16th February 2018

Cutting corporate taxes is a hotly debated issue across the globe. Strong supporters argue that doing so attracts investment, while opponents argue such legislation hurts local economies, job seekers and families. Despite this, the Australian government aims to push forward with plans to cut corporate taxes.

With the goal to encourage growth and compete for investment, the government plans to cut taxes for all companies by 25 to 30 percent by 2025. The bill has been met with mixed support. While MP’s in the lower house voted in favour of the bill 75 to 71, the legislation has yet to win over the Senate. Opponents argue that passing the bill will mainly benefit the shareholders of foreign companies, increase the budget deficit and fail to spark the economy.

Countries around the world are competing for investment. They are trying to attract investors, create jobs and stimulate the economy; cutting corporate taxes is the carrot on the stick used to entice inward investment. Though, this is likely not the only reason the government is pushing for the bill. Australian politicians are likely watching other country’s tax legislation with a curious eye.

The US and UK governments have implemented dramatic corporate tax changes. As of 1st January, the US lowered company tax rates to 21%, and the UK’s rates have also dropped over the years – falling from 28 percent in 2010 to 19 percent. If Australia fails to pass these corporate tax cuts, the country’s tax policy will fall behind that of other global leaders.

“US moves, along with other nations’ commitments, will leave Australia with the second-highest company tax rate in the OECD,” said BCA chief executive Jennifer Westacott.

While the tax policy is likely aimed to increase competitiveness, there are plenty of skeptics who disagree with the proposed legislation, though Australian Treasurer Scott Morrison said “I cannot understand how keeping taxes high for these businesses helps them employ more Australians or boost their wages, it just doesn't make any sense.”

Outside of the political spectrum, economists have their doubts about the proposed legislation. According to some, Australia already offers generous tax breaks to companies.

Aberdeen Standard Investments’ chief economist Jeremy Lambson notes the potential drawbacks of slashing corporate taxes. He said that if the government passes this bill in isolation, it could actually add to the budget deficit and not realise the expected growth that would justify implementing it.

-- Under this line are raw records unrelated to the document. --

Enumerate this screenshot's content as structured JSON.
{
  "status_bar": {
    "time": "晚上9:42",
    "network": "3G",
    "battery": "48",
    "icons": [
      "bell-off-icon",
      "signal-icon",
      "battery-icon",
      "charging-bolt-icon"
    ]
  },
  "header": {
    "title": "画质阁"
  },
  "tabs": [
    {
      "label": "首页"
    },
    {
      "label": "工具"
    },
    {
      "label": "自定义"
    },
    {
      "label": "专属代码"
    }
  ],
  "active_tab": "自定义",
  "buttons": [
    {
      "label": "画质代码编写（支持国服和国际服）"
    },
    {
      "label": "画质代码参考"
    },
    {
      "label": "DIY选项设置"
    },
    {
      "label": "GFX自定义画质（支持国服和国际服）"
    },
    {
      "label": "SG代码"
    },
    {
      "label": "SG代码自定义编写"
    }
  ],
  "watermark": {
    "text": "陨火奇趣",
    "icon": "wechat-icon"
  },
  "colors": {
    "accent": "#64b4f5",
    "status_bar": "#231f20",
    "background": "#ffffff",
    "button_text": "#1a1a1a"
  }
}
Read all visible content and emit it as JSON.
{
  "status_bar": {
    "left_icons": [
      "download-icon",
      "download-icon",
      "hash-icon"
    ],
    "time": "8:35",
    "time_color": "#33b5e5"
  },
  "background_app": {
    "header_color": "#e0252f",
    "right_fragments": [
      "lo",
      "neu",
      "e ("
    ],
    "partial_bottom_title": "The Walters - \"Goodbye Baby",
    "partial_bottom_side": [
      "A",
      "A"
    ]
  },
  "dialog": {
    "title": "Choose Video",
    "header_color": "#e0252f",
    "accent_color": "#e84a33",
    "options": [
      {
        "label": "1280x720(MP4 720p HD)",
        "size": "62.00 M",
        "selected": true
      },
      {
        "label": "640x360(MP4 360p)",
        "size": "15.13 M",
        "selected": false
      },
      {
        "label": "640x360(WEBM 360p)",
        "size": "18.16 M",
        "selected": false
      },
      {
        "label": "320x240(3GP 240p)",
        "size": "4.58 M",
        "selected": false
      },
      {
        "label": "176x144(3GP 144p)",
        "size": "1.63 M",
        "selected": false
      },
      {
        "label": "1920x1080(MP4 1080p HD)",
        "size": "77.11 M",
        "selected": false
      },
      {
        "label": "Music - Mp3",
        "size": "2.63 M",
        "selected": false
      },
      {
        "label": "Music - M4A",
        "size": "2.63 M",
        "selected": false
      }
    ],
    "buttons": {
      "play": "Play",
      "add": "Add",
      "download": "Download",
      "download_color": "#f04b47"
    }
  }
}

Many Australians across the country disagree with the bill as well. Peter Swan, a professor of finance at University of New South Wales business school, strongly disagrees with the legislation, noting how it could have dramatic effects on people across the country.

“This corporate tax plan is a disaster that would cost every Australian man, woman and child about $1,600...Because of dividend imputation it would simply benefit foreign companies without increasing investment in Australia,” Swan said.